The right-wing position on climate change has nothing to do with science. Like everything else, it’s part of a meta-position, one that says business can do no wrong. If business is crippling workers through lack of safety, safety rules are the enemy of the right. If dumping toxins in the water is one cent cheaper than proper disposal, clean water rules are the enemy of the right. If doing anything, anything at all, to address carbon emissions affects the bottom line, then climate change is the enemy of the right.
Just ask “what generates the greatest profit for existing CEOs of existing corporations without one thought to how it affects workers, the public, or the future” and it’s easy to predict the right’s position on almost any subject. Don’t let thoughts of improving technology, shifting needs, or any trend longer than a week interfere. All that information is discarded.
To disseminate these positions, the right depends on strong leaders to set the guidelines that the rest will follow. On climate change, leadership’s position is clear.
Vladimir Putin has said humans are not to blame for climate change - and that the melting of the ice in the Arctic could be used for Russia's “economic ends”.
Yes, yes, there may be less ice here and there, and winters may be warmer but … that’s a good thing. Certainly not the fault of humans that pump 10 billion tons of carbon into the atmosphere annually. In this position, Putin mirrors Trump. The two define the “humans aren’t to blame” school of climate change, which is now replacing the “there is no climate change” position … because there’s so obviously climate change.

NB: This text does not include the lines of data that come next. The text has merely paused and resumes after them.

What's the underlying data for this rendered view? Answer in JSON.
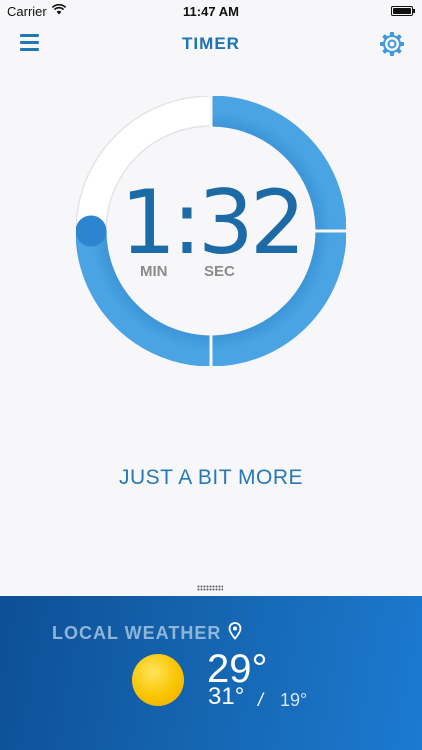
{
  "status_bar": {
    "carrier": "Carrier",
    "time": "11:47 AM"
  },
  "nav": {
    "title": "TIMER",
    "menu_icon": "hamburger-menu-icon",
    "settings_icon": "gear-icon"
  },
  "timer": {
    "minutes": "1",
    "separator": ":",
    "seconds": "32",
    "display": "1:32",
    "min_label": "MIN",
    "sec_label": "SEC",
    "progress_remaining_fraction": 0.75,
    "ring_color": "#2b86cf",
    "track_color": "#ffffff"
  },
  "message": "JUST A BIT MORE",
  "weather": {
    "heading": "LOCAL WEATHER",
    "location_icon": "location-pin-icon",
    "condition_icon": "sun-icon",
    "current_temp": "29°",
    "high_temp": "31°",
    "separator": "/",
    "low_temp": "19°"
  },
  "colors": {
    "accent": "#1c74b3",
    "weather_bg": "#1668b4",
    "sun": "#f9c400"
  }
}
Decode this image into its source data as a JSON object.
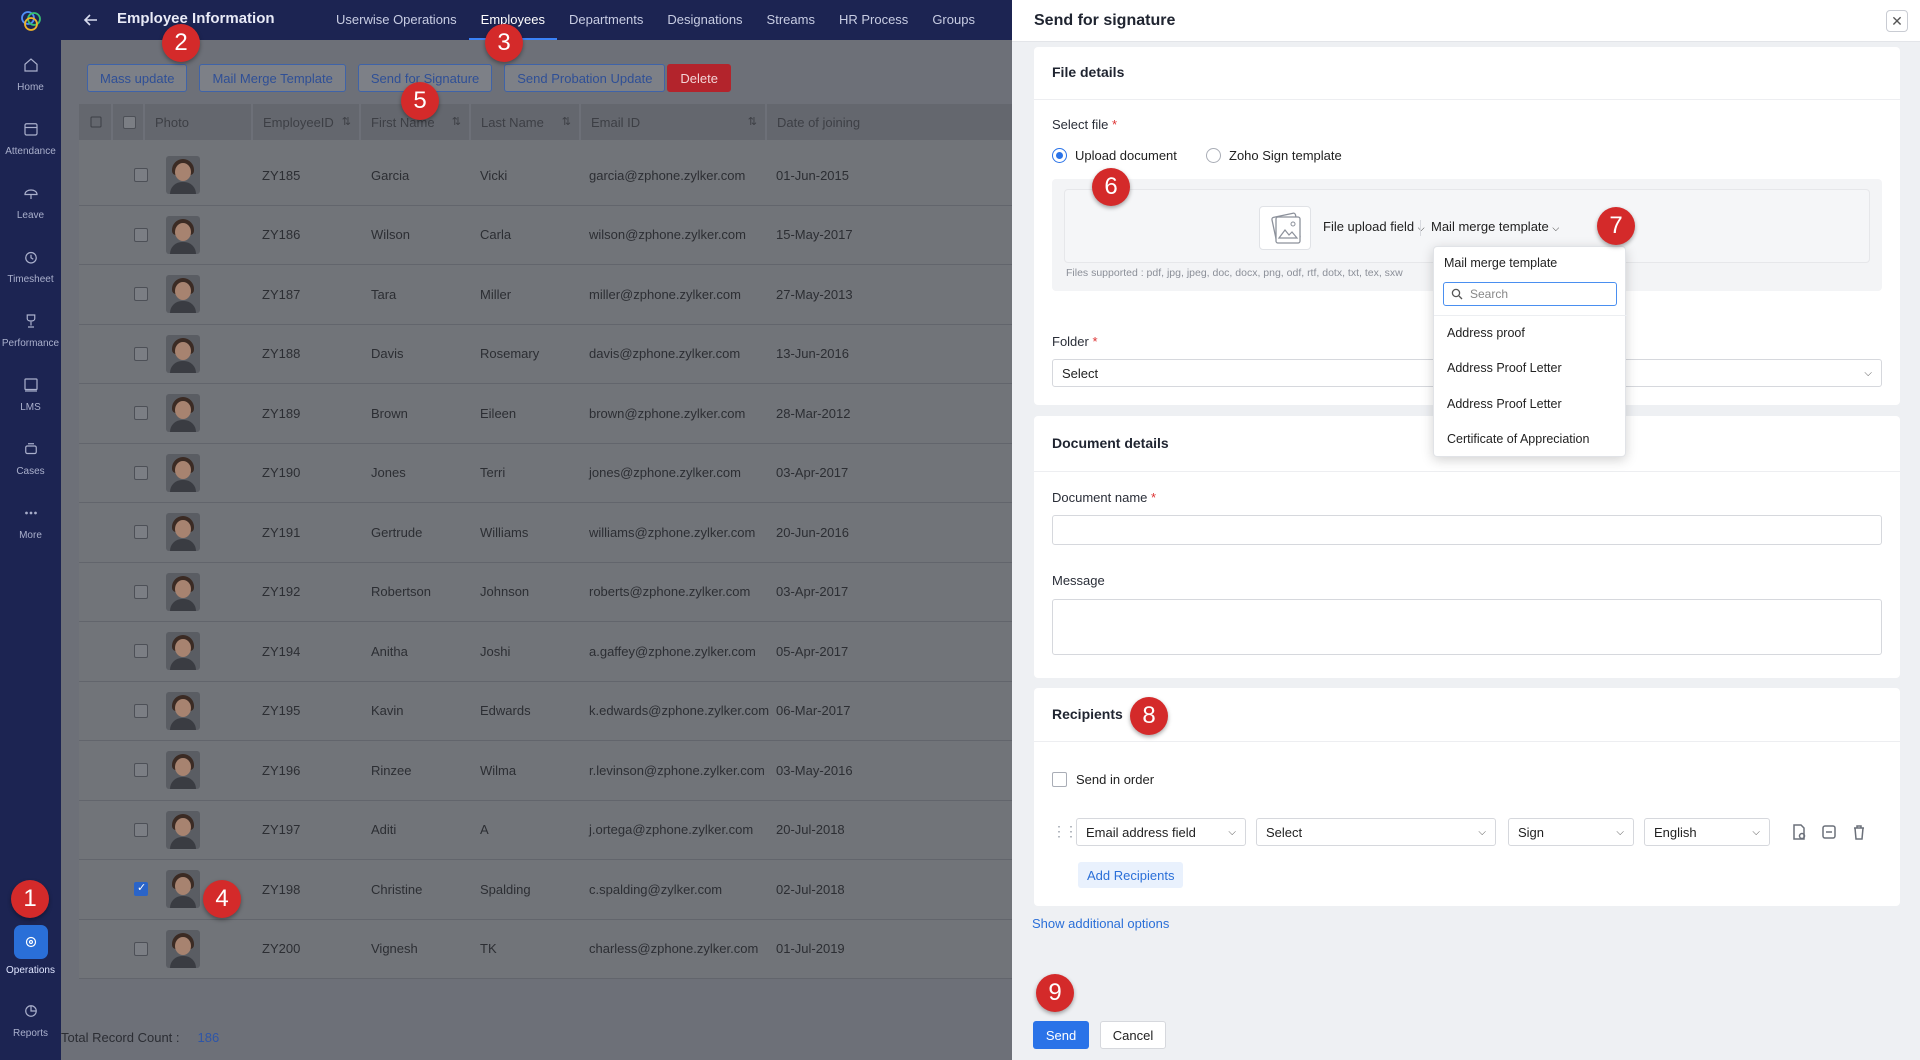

And where there are leaders, there must be followers.
Environmental Protection Agency chief Scott Pruitt still doesn’t agree with the vast majority of climate scientists who say humans are the primary cause of climate change.
Putin has his own “data” to support his position—climate change started too early.
Speaking at an Arctic forum in the northern Russian city of Arkhangelsk, Mr. Putin said: “The warming had already started by the 1930s.
"That's when there were no such anthropological factors, such emissions, and the warming had already started.
Oddly enough, though his claim is based on a secondhand account of a likely mythical “Arctic explorer,” Putin put his autocratic digit almost exactly on the start of a sharp rise in world energy consumption and use of fossil fuels, one that began not too long before the first signs of global warming and increasing atmospheric carbon.
Meanwhile, Pruitt’s response is even less detailed than Putin’s. It’s just hand-waving.
Pruitt has previously denied that humans are a primary contributor to climate change, but most climate scientists agree that humans in fact play a major role.
Far from being upset about the warming that threatens to drive species to extinction, flood coastlines around the world, and disrupt the lives of billions, Putin sees nothing but an upside—one that makes him eager to consummate that $500 billion deal with Rex Tillerson.
Earlier in the day, Mr Putin was shown a video of an ice-breaking tanker docking for the first time at Russia's Arctic port of Sabetta to test a new route for ships carrying oil and liquefied gas, according to CBS News.
Energy firms are eager for the route to open in order to extract resources such as oil and gas.